SERAY ŞAHİNLER- Binlerce yıldır en güzel motiflerin hayat bulduğu, geleneksel anlayışın köklü örneklerinden biri dokumalar, kilimler… Kilimleri, geleneksel form ve desenlerinden uzaklaştırarak zaman, mekân ve boyut anlamında özgürleştiren sanatçı Belkıs Balpınar, kilimin öngörülen teknik ve desenlerini sanatıyla yeniden yorumluyor.
Türkiye’de ilk defa geleneksel kilim dokuma tekniğini güncel sanatla buluşturan sanatçının, kendine özgü dokuma tekniği ile fizik ve astronomiyi bir araya getirdiği yeni sergisi “Relative Points of View” şu sıralar Almanya’daki sanatseverlerle buluşuyor. Anna Laudel Düsseldorf’ta 6 Ekim’e kadar görülebilecek sergide aynı zamanda sanatçının Einstein’ın görelilik teorisi ve astrofiziğe olan merakından beslenen, optik yanılsamalar üzerine yaptığı keşifleri yansıtan son dönem çalışmaları yer alıyor. Balpınar ile sergiyi ve yeni işlerini konuştuk
Belkıs Balpınar yeni eserlerine dördüncü boyutu kattığını söylüyor.
*“Relative Points of View” de neler bekliyor sanatseverleri?
Bu yıl içinde ortaya çıkan yeni çalışmalarım ilk defa Anna Laudel Düsseldorf’ta sergileniyor. Son çalışmalarımda, baktığımız bir şeyin o anda bulunduğumuz noktaya göre değişim gösterdiğini minimalist bir anlayışla yansıtmaya çalışıyorum.
*Sergide Einstein’ın görelilik teorisi ve astrofiziğe olan merakına da referans veriyorsunuz. Geleneksel anlayış ve bilim arasındaki ilişki etkileyici geliyor…
Bakış açılarımıza göre değişen göreceli düzlemler hep ilgimi çekmiştir. 2005’te “Göreceli Düzlemler” isimli bir sergi açmıştım. Göreceli düzlemleri yansıtmak istememde Einstein’in görelilik kuramından esinlendiğimi kabul etmem gerekir. Zaman, uzam ve hızı bir düzlem üzerinde ifade edebilmiş olması beni iki boyutlu düzlemde üç boyutlu görüntüler çizmeye yönlendirmiştir. Son çalışmalarımda, desen etrafında dokunmamış bölümler bırakarak ışığın iplerin arkasına vurduğunda oluşan gölgeler ile görüntü olarak dördüncü bir boyut katabilmiş olmayı umuyorum.

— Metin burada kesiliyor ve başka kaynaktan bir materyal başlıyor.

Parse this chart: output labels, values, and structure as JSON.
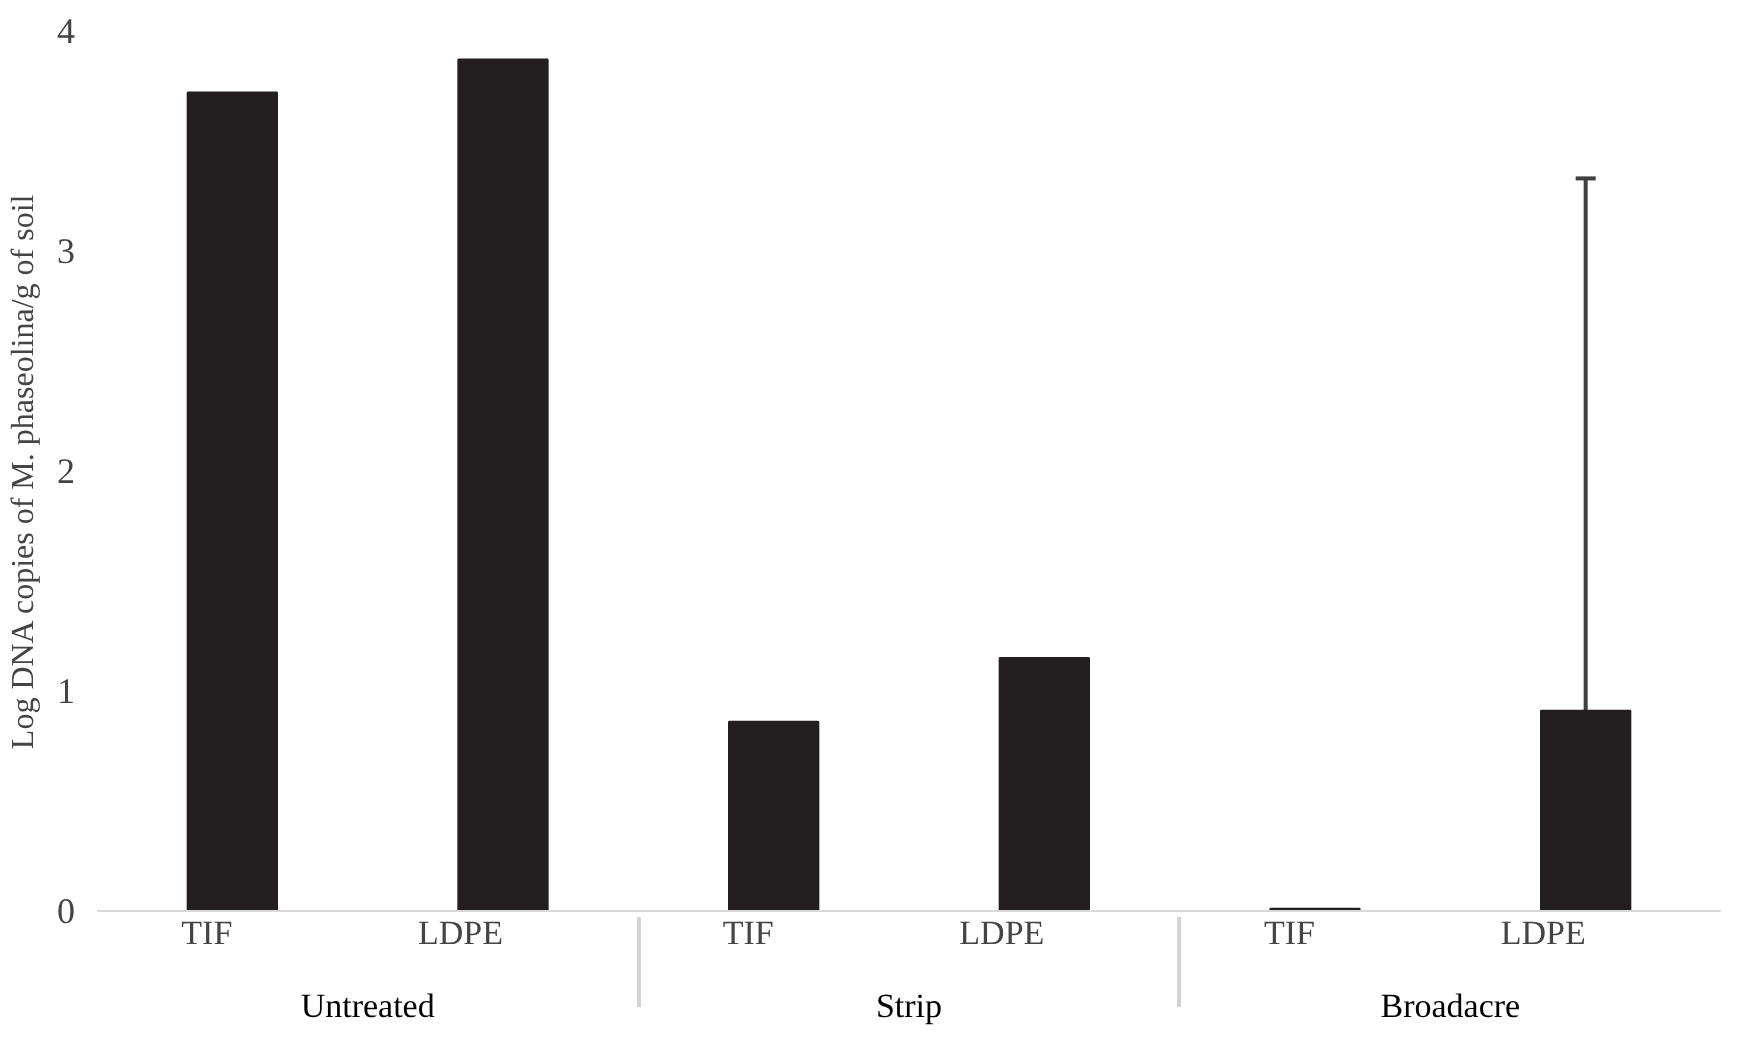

*Kilim ile tanışmanız ve sanatınızı bunun üzerinden “dokumanız” nasıl bir süreçti?
Güzel Sanatlar Akademisi eğitimim sırasında Sümerbank’tan burs almıştım. Mezun olunca Sümerbank beni Türkiye’deki halı-kilim bölgelerine gönderdi ve araştırmacı olarak çalıştım. Anadolu camilerindeki halı ve kilimleri görünce Vakıflar Genel Müdürlüğü’ne müze kurma teklifi ile gittim, müzelerin kuruluşundan sonra katalogları da yayımlandı. Müze çalışmalarımdan sonra eskiden yeniye ‘çağdaş’ bir dönüş yaptım. 1986’da kendi tasarımlarımı kilim olarak dokutmak istedim. Kilim dokuması ile başladım ama artık ortaya çıkan işler kilim değil, hatta zamanla dokuma tekniği kullanılan bölümler bile çok azaldı. Rastlantısal başladı ve zamanla merakımı yansıtacak şekilde gelişti.
“Anadolu’nun binlerce yetenekli eli”
*Dokuma, kilim sanatında ilk akla gelen sanatçı sizsiniz. Sanat seyrinize baktığınızda dokumayla olan ilişkinizde bir değişim, dönüşüm oldu mu?
Son çalışmalarımda dokunmuş desen alanları gittikçe azaldı. Yaşamda bile minimalist görüş ile daha az tüketmek daha ‘sade’, ‘az ve öz’ yaşamaktan yanayım. ‘Kilim sanatı’ deyince Anadolu’daki isimsiz binlerce dokuyucunun yetenekli elleri aklımıza gelmeli. Benim çalışmalarım Anadolu kilim dokumasından esinlenerek ‘çözgüler’ üzerinde uzamdaki göreceli düzlemleri ima eden görüntülerin dokuma ile ifade edilmesidir. Ayrıca çalışmalarımı büyük bir titizlikle dokuyan yetenekli dokuyucu Fatma Arıca’yı da anmadan geçemeyeceğim. Yıllar içinde birbirimize çok şey öğrettik, öğrendik.